Eine Änderung Ihrer Bankverbindung nehmen wir ausdrücklich nur in schriftlicher Form entgegen.
- Direkt ansprechen: Versuchen Sie zunächst, freundlich und höflich mit Ihrem Nachbarn zu sprechen. Oft sind sich Menschen nicht bewusst, dass sie stören, und ein nettes Gespräch kann Missverständnisse klären.
- Schriftliche Erinnerung: Falls das persönliche Gespräch nicht hilft, können Sie eine freundliche schriftliche Erinnerung schicken, in der Sie auf die Ruhezeiten und die Hausordnung hinweisen. Das schafft eine Dokumentation, falls die Situation anhält.
- Uns informieren: Wenn der Nachbar weiterhin gegen die Ruhezeiten verstößt, können Sie uns informieren.

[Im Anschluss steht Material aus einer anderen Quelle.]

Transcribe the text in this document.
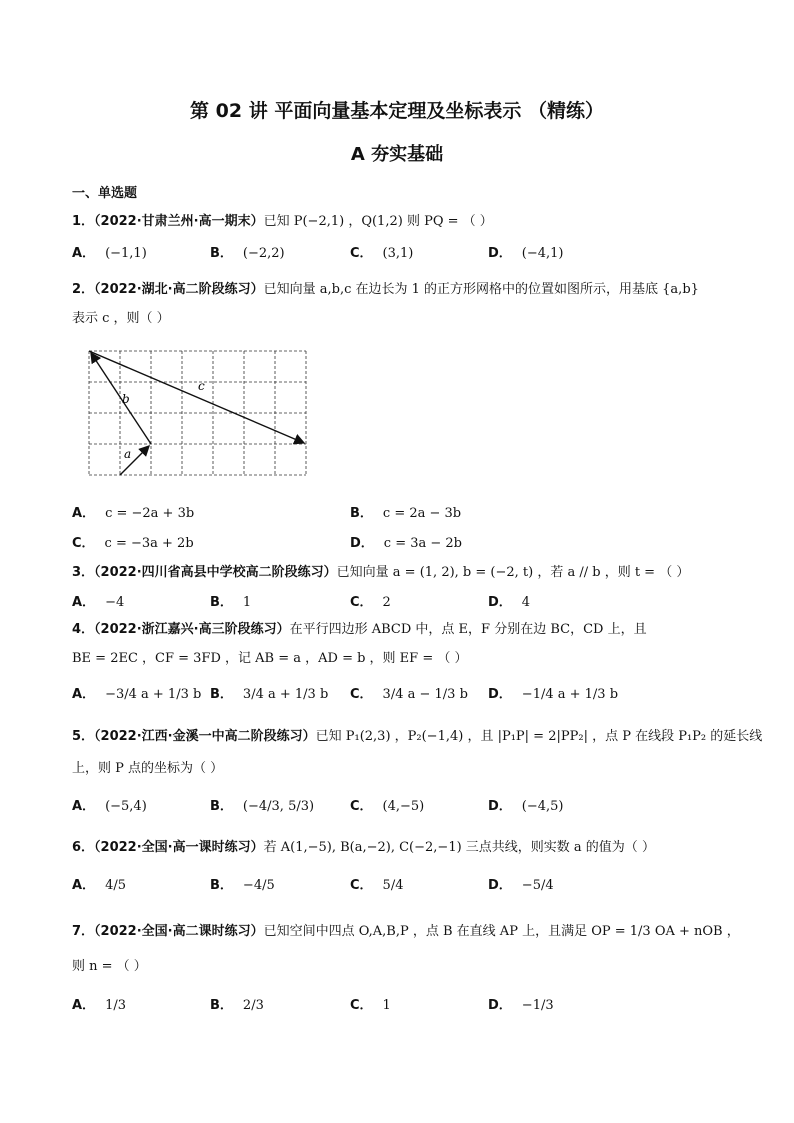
第 02 讲 平面向量基本定理及坐标表示 （精练）
A 夯实基础
一、单选题
1．（2022·甘肃兰州·高一期末）已知 P(−2,1) ，Q(1,2) 则 PQ = （ ）
A． (−1,1)	B． (−2,2)	C． (3,1)	D． (−4,1)
2．（2022·湖北·高二阶段练习）已知向量 a,b,c 在边长为 1 的正方形网格中的位置如图所示，用基底 {a,b}
表示 c ，则（ ）
a
b
c
A． c = −2a + 3b	B． c = 2a − 3b
C． c = −3a + 2b	D． c = 3a − 2b
3．（2022·四川省高县中学校高二阶段练习）已知向量 a = (1, 2), b = (−2, t) ，若 a // b ，则 t = （ ）
A． −4	B． 1	C． 2	D． 4
4．（2022·浙江嘉兴·高三阶段练习）在平行四边形 ABCD 中，点 E，F 分别在边 BC，CD 上，且
BE = 2EC ，CF = 3FD ，记 AB = a ，AD = b ，则 EF = （ ）
A． −3/4 a + 1/3 b B． 3/4 a + 1/3 b C． 3/4 a − 1/3 b D． −1/4 a + 1/3 b
5．（2022·江西·金溪一中高二阶段练习）已知 P₁(2,3) ，P₂(−1,4) ，且 |P₁P| = 2|PP₂| ，点 P 在线段 P₁P₂ 的延长线
上，则 P 点的坐标为（ ）
A． (−5,4)	B． (−4/3, 5/3)	C． (4,−5)	D． (−4,5)
6．（2022·全国·高一课时练习）若 A(1,−5), B(a,−2), C(−2,−1) 三点共线，则实数 a 的值为（ ）
A． 4/5	B． −4/5	C． 5/4	D． −5/4
7．（2022·全国·高二课时练习）已知空间中四点 O,A,B,P ，点 B 在直线 AP 上，且满足 OP = 1/3 OA + nOB ，
则 n = （ ）
A． 1/3	B． 2/3	C． 1	D． −1/3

Wir sind verpflichtet, für ein ruhiges Zusammenleben zu sorgen und können Maßnahmen ergreifen, z.B. eine Abmahnung aussprechen. Wichtig hierbei ist die Dokumentation der Störungen mit Datum und Uhrzeit
- Mediation: In manchen Fällen kann eine Mediation durch eine neutrale Stelle helfen, Konflikte zu lösen. Das ist besonders bei länger andauernden Streitigkeiten sinnvoll.
- Rechtliche Schritte: Wenn alle anderen Maßnahmen scheitern, können Sie sich an das Ordnungsamt wenden. Dieses kann bei Ruhestörungen einschreiten und Bußgelder verhängen, wenn die Ruhezeiten wiederholt verletzt werden.
Wichtig: Versuchen Sie immer, ruhig und sachlich zu bleiben. Das Gespräch auf Augenhöhe ist oft der beste Weg, um Konflikte zu lösen
Nach deutschem Recht dürfen wir Ihre Wohnung grundsätzlich nur unter bestimmten Voraussetzungen betreten. Das ist im Bürgerlichen Gesetzbuch (BGB) geregelt. Wir dürfen Ihre Wohnung nur betreten, wenn wir Ihnen vorher schriftlich oder mündlich Bescheid gesagt haben und wir einen berechtigten Grund haben, zum Beispiel:
- Durchführung von Reparaturen oder Instandhaltungsarbeiten
- Kontrolle des Zustands der Wohnung, wenn ein berechtigtes Interesse besteht
- Bei Gefahr im Verzug, zum Beispiel bei einem Wasserrohrbruch oder Feuer
In der Regel müssen wir Ihnen vorher ankündigen, wann wir die Wohnung betreten möchten, und die Besuche sollten zu angemessenen Zeiten erfolgen.